I didn't know that you could love me and still find me an acceptable loss.
But there are things you don't know, either, things that contradict what the world has taught you. You don't know a woman can want to be a mother but also something more, that I'd choose my own life, again and again, over a wondrous possibility not yet born. You don't understand that a painful choice can still be an easy one to make. You don't know, not yet, that you've lost the advantage of surprise.
You don't know your justifications are far weaker than mine.
You don't know that I refuse to die so easily: not then, and not now.
Before that, though, a decision, one that was always mine to make:
Time stilled. Time restarted.

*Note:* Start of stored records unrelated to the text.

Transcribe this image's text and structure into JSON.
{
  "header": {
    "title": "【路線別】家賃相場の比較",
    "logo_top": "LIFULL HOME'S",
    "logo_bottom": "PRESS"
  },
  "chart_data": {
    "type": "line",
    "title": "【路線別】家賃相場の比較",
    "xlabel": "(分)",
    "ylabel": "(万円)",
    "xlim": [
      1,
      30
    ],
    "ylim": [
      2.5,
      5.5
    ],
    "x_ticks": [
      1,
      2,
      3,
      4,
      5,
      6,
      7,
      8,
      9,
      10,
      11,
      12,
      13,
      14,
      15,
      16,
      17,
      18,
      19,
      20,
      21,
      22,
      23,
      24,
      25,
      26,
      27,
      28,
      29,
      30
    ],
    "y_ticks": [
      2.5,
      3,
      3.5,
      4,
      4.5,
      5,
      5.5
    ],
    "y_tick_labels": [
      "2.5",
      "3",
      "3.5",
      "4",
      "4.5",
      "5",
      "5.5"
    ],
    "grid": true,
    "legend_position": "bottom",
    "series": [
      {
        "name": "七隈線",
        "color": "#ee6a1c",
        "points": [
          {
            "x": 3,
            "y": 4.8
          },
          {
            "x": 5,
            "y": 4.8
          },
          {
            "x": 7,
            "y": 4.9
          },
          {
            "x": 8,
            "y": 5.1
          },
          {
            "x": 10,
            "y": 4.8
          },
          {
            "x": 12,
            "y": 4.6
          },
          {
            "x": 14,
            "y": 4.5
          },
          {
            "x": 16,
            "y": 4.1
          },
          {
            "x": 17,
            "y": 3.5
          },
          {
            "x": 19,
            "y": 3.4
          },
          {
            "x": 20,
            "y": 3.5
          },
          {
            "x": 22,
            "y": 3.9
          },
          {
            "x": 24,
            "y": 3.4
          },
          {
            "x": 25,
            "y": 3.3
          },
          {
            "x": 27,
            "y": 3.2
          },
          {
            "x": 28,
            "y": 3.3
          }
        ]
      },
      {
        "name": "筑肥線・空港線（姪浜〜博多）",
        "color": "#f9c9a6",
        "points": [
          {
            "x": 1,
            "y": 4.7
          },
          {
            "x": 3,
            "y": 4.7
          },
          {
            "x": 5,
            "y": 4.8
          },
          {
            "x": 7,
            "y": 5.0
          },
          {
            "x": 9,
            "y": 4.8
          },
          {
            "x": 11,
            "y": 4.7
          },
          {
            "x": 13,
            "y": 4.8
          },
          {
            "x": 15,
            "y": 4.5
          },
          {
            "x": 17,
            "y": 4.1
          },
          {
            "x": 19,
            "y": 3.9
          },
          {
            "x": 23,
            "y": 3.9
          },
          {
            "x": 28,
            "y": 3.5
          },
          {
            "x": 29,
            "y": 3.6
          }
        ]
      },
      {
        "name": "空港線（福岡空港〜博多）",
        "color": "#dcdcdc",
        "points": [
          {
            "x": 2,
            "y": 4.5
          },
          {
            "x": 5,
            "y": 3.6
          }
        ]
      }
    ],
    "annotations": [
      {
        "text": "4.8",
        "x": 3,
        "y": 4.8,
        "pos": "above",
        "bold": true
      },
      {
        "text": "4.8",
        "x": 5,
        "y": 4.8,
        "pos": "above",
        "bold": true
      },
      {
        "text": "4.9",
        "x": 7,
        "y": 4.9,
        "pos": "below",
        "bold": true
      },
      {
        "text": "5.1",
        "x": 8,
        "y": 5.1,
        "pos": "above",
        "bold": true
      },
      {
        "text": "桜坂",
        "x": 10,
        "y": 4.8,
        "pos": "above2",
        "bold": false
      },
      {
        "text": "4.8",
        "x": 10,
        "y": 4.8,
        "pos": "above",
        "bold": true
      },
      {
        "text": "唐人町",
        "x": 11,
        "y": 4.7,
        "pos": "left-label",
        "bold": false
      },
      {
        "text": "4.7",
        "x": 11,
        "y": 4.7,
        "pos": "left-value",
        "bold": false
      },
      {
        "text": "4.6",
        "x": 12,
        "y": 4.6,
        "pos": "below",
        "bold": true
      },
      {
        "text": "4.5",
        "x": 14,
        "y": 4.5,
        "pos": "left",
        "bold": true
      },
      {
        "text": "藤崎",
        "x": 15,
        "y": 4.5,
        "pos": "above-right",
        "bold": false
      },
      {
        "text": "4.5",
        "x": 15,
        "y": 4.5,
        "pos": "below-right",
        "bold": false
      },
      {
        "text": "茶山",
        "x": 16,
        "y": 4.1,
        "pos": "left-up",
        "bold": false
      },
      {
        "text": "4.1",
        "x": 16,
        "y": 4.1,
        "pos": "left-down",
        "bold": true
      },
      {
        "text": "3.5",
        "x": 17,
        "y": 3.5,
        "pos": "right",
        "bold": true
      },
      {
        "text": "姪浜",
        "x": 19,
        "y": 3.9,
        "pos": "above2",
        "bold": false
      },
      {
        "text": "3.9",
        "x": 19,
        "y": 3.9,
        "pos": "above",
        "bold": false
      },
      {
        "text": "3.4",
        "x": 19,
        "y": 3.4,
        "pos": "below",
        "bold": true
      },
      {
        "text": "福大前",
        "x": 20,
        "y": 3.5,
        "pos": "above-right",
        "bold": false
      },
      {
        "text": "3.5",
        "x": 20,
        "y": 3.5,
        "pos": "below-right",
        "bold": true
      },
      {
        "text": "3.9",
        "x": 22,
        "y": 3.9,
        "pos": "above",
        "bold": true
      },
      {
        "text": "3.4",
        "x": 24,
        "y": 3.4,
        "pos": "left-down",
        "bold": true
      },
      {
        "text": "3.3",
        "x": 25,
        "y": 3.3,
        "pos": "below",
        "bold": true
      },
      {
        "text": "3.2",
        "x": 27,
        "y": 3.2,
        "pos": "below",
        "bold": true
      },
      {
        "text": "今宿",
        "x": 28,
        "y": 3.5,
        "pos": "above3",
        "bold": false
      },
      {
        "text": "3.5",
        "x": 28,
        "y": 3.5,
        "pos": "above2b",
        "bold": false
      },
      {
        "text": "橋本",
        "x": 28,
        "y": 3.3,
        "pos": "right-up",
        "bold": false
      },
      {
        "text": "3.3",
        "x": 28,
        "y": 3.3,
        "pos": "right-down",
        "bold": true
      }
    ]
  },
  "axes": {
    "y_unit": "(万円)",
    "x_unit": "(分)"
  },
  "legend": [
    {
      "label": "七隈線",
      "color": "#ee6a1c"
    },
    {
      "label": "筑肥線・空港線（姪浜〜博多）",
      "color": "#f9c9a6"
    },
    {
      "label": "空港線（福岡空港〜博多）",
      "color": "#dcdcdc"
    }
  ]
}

An ever after diverged, and I--
I took the ending less traveled by.
I caught the blood drops in my palm, closed my fist, and said nothing at all.
The End
This story was first published on Wednesday, March 24th, 2021


Author Comments

I've always enjoyed the idea of stories told backwards. I wanted to write one where either prophecy or time travel figured heavily into the plot. But I didn't quite have an actual story until one night, I was thinking some about A) the doomed fate of countless fairy tale mothers, and B) how the health of actual expectant mothers is often dismissed in favor of saving the fetus. And then structure and anger collided, and this story is what came out.